J Pharm Pharmacogn Res 2(Suppl. 1): S87, 2014

Special supplement with the abstract book of LATINFARMA 2013

Conference

C 030: DIFFERENTIAL REGULATION BY P1 AND P2 PURINOCEPTORS OF ATRIAL CONTRACTION IN NORMOTENSIVE AND SPONTANEOUSLY HYPERTENSIVE RATS

Jurkiewicz A, Dantas da Silva Júnior E, de Magalhães Galvão K, Miranda-Ferreira R, Caricati-Neto A, Jurkiewicz NH and Quintella Dantas Rodrigues J.

Department of Pharmacology, Universidade Federal de São Paulo, Brazil.
Abstract

Introduction: It is known that ATP and UTP exert a biphasic effect in the normotensive rat atrium consisting in an initial negative inotropic effect (NIE) that is followed by a subsequent positive inotropic effect (PIE).

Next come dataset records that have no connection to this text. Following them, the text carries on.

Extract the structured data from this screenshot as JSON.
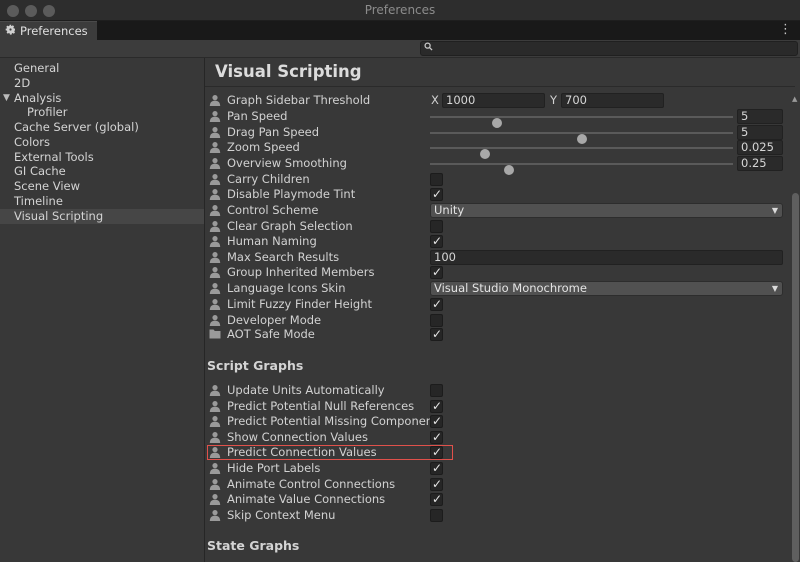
{
  "window": {
    "title": "Preferences",
    "tab_label": "Preferences"
  },
  "search": {
    "placeholder": "",
    "value": ""
  },
  "sidebar": {
    "items": [
      {
        "label": "General",
        "selected": false
      },
      {
        "label": "2D",
        "selected": false
      },
      {
        "label": "Analysis",
        "selected": false,
        "expanded": true
      },
      {
        "label": "Profiler",
        "selected": false,
        "indent": true
      },
      {
        "label": "Cache Server (global)",
        "selected": false
      },
      {
        "label": "Colors",
        "selected": false
      },
      {
        "label": "External Tools",
        "selected": false
      },
      {
        "label": "GI Cache",
        "selected": false
      },
      {
        "label": "Scene View",
        "selected": false
      },
      {
        "label": "Timeline",
        "selected": false
      },
      {
        "label": "Visual Scripting",
        "selected": true
      }
    ]
  },
  "main": {
    "title": "Visual Scripting",
    "general": {
      "graph_sidebar_threshold": {
        "label": "Graph Sidebar Threshold",
        "x_label": "X",
        "x_value": "1000",
        "y_label": "Y",
        "y_value": "700"
      },
      "pan_speed": {
        "label": "Pan Speed",
        "value": "5",
        "slider_fraction": 0.22
      },
      "drag_pan_speed": {
        "label": "Drag Pan Speed",
        "value": "5",
        "slider_fraction": 0.5
      },
      "zoom_speed": {
        "label": "Zoom Speed",
        "value": "0.025",
        "slider_fraction": 0.18
      },
      "overview_smoothing": {
        "label": "Overview Smoothing",
        "value": "0.25",
        "slider_fraction": 0.26
      },
      "carry_children": {
        "label": "Carry Children",
        "checked": false
      },
      "disable_playmode_tint": {
        "label": "Disable Playmode Tint",
        "checked": true
      },
      "control_scheme": {
        "label": "Control Scheme",
        "value": "Unity"
      },
      "clear_graph_selection": {
        "label": "Clear Graph Selection",
        "checked": false
      },
      "human_naming": {
        "label": "Human Naming",
        "checked": true
      },
      "max_search_results": {
        "label": "Max Search Results",
        "value": "100"
      },
      "group_inherited_members": {
        "label": "Group Inherited Members",
        "checked": true
      },
      "language_icons_skin": {
        "label": "Language Icons Skin",
        "value": "Visual Studio Monochrome"
      },
      "limit_fuzzy_finder_height": {
        "label": "Limit Fuzzy Finder Height",
        "checked": true
      },
      "developer_mode": {
        "label": "Developer Mode",
        "checked": false
      },
      "aot_safe_mode": {
        "label": "AOT Safe Mode",
        "checked": true
      }
    },
    "script_graphs": {
      "heading": "Script Graphs",
      "items": [
        {
          "label": "Update Units Automatically",
          "checked": false
        },
        {
          "label": "Predict Potential Null References",
          "checked": true
        },
        {
          "label": "Predict Potential Missing Components",
          "checked": true
        },
        {
          "label": "Show Connection Values",
          "checked": true
        },
        {
          "label": "Predict Connection Values",
          "checked": true,
          "highlighted": true
        },
        {
          "label": "Hide Port Labels",
          "checked": true
        },
        {
          "label": "Animate Control Connections",
          "checked": true
        },
        {
          "label": "Animate Value Connections",
          "checked": true
        },
        {
          "label": "Skip Context Menu",
          "checked": false
        }
      ]
    },
    "state_graphs": {
      "heading": "State Graphs"
    }
  },
  "colors": {
    "highlight_border": "#e0514b",
    "panel_bg": "#383838",
    "field_bg": "#2a2a2a"
  },
  "icons": {
    "settings_tab": "gear-icon",
    "search": "search-icon",
    "menu": "kebab-menu-icon",
    "user_scope": "person-icon",
    "project_scope": "folder-icon"
  }
}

We have comparatively studied here those responses in normotensive Wistar rats (NWRs) and spontaneously hypertensive rats (SHRs).

Methods: Left atria (LA) of NWR and SHR animals (4-6 months) were isolated and mounted in isolated organ bath and submitted to transmural electrical stimulation (2 Hz, 5 ms and 8-12 V) to study the effect of ATP (10-3,5 M) and UTP (10-3,5 M) on atria inotropism in the absence or presence of the purinoceptors antagonists or calcium blockers. The results were analyzed by unpaired t test and one-way ANOVA.

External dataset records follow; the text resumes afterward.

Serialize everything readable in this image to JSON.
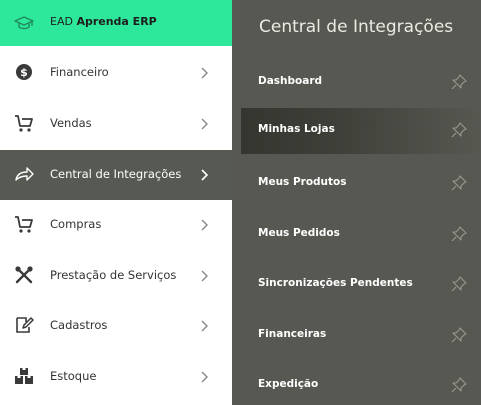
{
  "brand": {
    "prefix": "EAD",
    "name": "Aprenda ERP",
    "icon": "graduation-cap-icon"
  },
  "menu": {
    "items": [
      {
        "label": "Financeiro",
        "icon": "dollar-coin-icon"
      },
      {
        "label": "Vendas",
        "icon": "cart-icon"
      },
      {
        "label": "Central de Integrações",
        "icon": "share-arrow-icon"
      },
      {
        "label": "Compras",
        "icon": "cart-icon"
      },
      {
        "label": "Prestação de Serviços",
        "icon": "tools-icon"
      },
      {
        "label": "Cadastros",
        "icon": "edit-icon"
      },
      {
        "label": "Estoque",
        "icon": "boxes-icon"
      }
    ],
    "active_index": 2
  },
  "submenu": {
    "title": "Central de Integrações",
    "items": [
      {
        "label": "Dashboard"
      },
      {
        "label": "Minhas Lojas"
      },
      {
        "label": "Meus Produtos"
      },
      {
        "label": "Meus Pedidos"
      },
      {
        "label": "Sincronizações Pendentes"
      },
      {
        "label": "Financeiras"
      },
      {
        "label": "Expedição"
      }
    ],
    "active_index": 1
  },
  "colors": {
    "brand_bg": "#2de89a",
    "panel_bg": "#575851",
    "active_menu_bg": "#565a52"
  }
}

Results: The NIE responses were lower and the PIE responses were higher in SHR, in comparison with NWRs. P1 purinoceptor antagonist DPCPX partially blocked the NIE responses to both ATP and UTP and mildly enhanced the PIE responses in both NWRs and SHRs. Furthermore, blockers of P2 purinoceptors Suramin and PPADS caused a pronounced blocked of the PIE responses in both atrial types. The PIE responses to ATP were inhibited more efficiently by nifedipine. In contrast those responses were depressed by ryanodine and CCCP to a lesser extent in SHR, compared with NWR atria. Higher responses in SHR rats suggest the existence of an augmented sarcoplasmic reticulum Ca2+ store and faster mitochondrial Ca2+ cycling in SHR, with respect to NWR atria.

Conclusion: These data add evidence to the hypothesis of a dysfunction of purinergic neurotransmission together with an enhanced sympathetic activity, as contributing factors in the pathogenesis of hypertension.